Decades later, Chow, her father, and one of her sisters travel to Havana after the US travel ban is relaxed during the Obama years. They finally search for the remains of Chow’s grandfather. Chow learns that family associations in Havana’s Chinatown used to facilitate the return of deceased family members to their ancestral homes in China—via Hong Kong.
These tongs also took care of funeral services of their members, who were buried in a cemetery about five kilometers from Barrio China in tombs special to their association. After a few years the association would clean the bones and send them to the Tung Wah Group of Hospitals in Hong Kong, which coordinated the return of the remains to the deceased’s home village. But because of the Japanese occupation of China and the country’s civil war, as well as Cuba’s own Communist uprising, bone repatriation became difficult. My grandfather, despite his intentions, remained in Cuba indefinitely.
Chow also writes about Yung Wing, the first Chinese graduate at Yale, who was buried in the same Hartford, Connecticut cemetery as her brother. Several decades before he died in 1912, Yung Wing was sent to Peru by the Chinese government to check on the treatment of Chinese migrant workers there. At the same time, Yung Wing’s counterpart traveled to Cuba for the same.

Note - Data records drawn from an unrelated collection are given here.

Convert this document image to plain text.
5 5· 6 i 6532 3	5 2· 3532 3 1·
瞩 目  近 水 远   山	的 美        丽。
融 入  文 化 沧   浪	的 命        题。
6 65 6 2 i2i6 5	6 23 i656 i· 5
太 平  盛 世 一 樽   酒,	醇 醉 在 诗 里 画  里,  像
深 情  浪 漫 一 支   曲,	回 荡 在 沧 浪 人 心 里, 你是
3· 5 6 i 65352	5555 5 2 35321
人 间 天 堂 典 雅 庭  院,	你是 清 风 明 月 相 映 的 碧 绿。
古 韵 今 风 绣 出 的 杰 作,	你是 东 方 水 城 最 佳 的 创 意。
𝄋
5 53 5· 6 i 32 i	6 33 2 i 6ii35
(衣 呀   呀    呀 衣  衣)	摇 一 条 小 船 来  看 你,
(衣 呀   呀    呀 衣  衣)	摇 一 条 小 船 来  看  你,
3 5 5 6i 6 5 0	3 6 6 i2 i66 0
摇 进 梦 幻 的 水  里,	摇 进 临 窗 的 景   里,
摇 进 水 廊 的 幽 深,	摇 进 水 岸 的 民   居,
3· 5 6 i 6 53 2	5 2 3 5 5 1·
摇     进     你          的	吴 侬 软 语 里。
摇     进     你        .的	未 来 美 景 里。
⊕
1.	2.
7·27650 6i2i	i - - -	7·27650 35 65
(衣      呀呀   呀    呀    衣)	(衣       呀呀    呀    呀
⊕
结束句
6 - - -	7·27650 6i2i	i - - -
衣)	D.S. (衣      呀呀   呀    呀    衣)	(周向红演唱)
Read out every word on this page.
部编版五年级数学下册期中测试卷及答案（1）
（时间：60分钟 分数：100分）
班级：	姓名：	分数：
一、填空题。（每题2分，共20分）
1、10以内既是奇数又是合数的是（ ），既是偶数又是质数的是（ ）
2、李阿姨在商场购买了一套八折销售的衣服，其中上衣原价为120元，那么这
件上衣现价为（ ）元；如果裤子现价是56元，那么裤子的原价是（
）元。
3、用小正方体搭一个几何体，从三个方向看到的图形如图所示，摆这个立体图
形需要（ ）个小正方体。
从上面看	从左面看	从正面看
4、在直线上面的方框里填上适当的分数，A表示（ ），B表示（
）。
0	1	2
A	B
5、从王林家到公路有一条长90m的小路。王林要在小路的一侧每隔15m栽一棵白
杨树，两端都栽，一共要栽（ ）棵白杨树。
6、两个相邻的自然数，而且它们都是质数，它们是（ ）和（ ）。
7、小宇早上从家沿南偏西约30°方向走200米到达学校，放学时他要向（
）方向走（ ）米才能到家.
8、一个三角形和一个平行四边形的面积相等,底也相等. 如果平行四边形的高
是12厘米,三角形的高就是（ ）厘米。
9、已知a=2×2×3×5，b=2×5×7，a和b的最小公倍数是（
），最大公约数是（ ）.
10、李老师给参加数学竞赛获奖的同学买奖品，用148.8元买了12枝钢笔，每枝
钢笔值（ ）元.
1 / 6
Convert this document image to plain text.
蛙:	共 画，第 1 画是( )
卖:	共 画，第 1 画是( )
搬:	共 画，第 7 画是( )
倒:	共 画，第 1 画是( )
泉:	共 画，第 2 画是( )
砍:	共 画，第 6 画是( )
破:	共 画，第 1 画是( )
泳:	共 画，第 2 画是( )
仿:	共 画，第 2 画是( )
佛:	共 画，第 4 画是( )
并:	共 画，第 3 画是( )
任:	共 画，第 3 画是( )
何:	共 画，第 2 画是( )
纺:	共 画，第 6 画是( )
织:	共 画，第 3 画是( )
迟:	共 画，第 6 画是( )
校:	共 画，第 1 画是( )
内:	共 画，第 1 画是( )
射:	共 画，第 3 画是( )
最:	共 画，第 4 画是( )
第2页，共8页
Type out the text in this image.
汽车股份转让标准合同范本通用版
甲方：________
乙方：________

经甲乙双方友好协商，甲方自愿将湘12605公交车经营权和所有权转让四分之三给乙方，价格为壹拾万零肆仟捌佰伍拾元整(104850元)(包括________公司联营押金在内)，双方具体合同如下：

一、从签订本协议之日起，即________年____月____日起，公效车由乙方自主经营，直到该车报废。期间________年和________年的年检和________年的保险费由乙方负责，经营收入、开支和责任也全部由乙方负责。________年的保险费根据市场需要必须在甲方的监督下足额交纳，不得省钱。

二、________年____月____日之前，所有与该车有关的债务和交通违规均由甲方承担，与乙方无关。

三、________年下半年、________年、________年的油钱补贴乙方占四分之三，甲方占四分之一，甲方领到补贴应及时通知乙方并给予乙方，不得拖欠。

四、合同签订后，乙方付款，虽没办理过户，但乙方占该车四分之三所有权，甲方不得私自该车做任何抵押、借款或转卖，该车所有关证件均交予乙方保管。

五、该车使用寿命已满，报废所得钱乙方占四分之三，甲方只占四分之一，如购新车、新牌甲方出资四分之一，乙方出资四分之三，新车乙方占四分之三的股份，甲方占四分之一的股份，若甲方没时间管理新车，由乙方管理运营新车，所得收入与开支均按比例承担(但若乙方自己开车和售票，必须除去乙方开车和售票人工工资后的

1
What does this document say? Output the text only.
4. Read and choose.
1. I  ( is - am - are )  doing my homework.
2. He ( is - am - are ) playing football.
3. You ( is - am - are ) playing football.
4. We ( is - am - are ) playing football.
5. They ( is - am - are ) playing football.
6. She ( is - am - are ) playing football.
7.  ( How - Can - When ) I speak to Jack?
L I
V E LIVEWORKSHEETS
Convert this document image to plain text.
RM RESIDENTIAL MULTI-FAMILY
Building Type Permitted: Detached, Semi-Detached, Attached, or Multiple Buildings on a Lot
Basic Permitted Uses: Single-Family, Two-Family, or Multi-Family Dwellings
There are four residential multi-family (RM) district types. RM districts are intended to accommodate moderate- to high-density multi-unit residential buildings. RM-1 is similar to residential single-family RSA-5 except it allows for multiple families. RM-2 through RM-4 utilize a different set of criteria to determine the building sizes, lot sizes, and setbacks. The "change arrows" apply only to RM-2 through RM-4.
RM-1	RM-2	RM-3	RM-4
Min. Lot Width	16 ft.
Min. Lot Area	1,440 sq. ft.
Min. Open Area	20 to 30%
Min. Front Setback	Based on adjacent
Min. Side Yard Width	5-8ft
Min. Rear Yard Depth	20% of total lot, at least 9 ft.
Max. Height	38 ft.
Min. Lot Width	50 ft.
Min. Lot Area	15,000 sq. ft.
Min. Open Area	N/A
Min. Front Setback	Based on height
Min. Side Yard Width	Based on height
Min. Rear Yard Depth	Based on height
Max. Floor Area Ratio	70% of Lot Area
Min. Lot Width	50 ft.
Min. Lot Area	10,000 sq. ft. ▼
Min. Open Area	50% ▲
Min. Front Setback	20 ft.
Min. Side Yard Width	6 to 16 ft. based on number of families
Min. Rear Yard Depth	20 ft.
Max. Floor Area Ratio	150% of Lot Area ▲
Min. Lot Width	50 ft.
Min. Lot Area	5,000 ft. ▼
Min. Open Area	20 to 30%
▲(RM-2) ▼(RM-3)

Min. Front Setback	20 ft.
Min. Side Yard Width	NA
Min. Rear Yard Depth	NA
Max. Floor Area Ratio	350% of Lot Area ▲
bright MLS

These men worked on sugar plantations, in mines, or as butlers or cooks, sometimes alongside enslaved men and women, though at the end of their contracts—if they managed to emerge from them—they at least owned their bodies. Shortly after Yung and his colleague’s investigations, China ended the coolie trade to Peru and Cuba.
Others like Chow’s grandfather would migrate on their own to Cuba to work in Chinatown restaurants.
One hopes Chow found some solace in writing about her mother’s death and how her father came to peace by going to Havana to mourn his own father. As Chow writes to her mother in her book:
I didn’t understand why everything always came back to you, how grief seemed to inhabit so many of my feelings, how I couldn’t think about my own shortcomings or mistakes without considering our family’s history.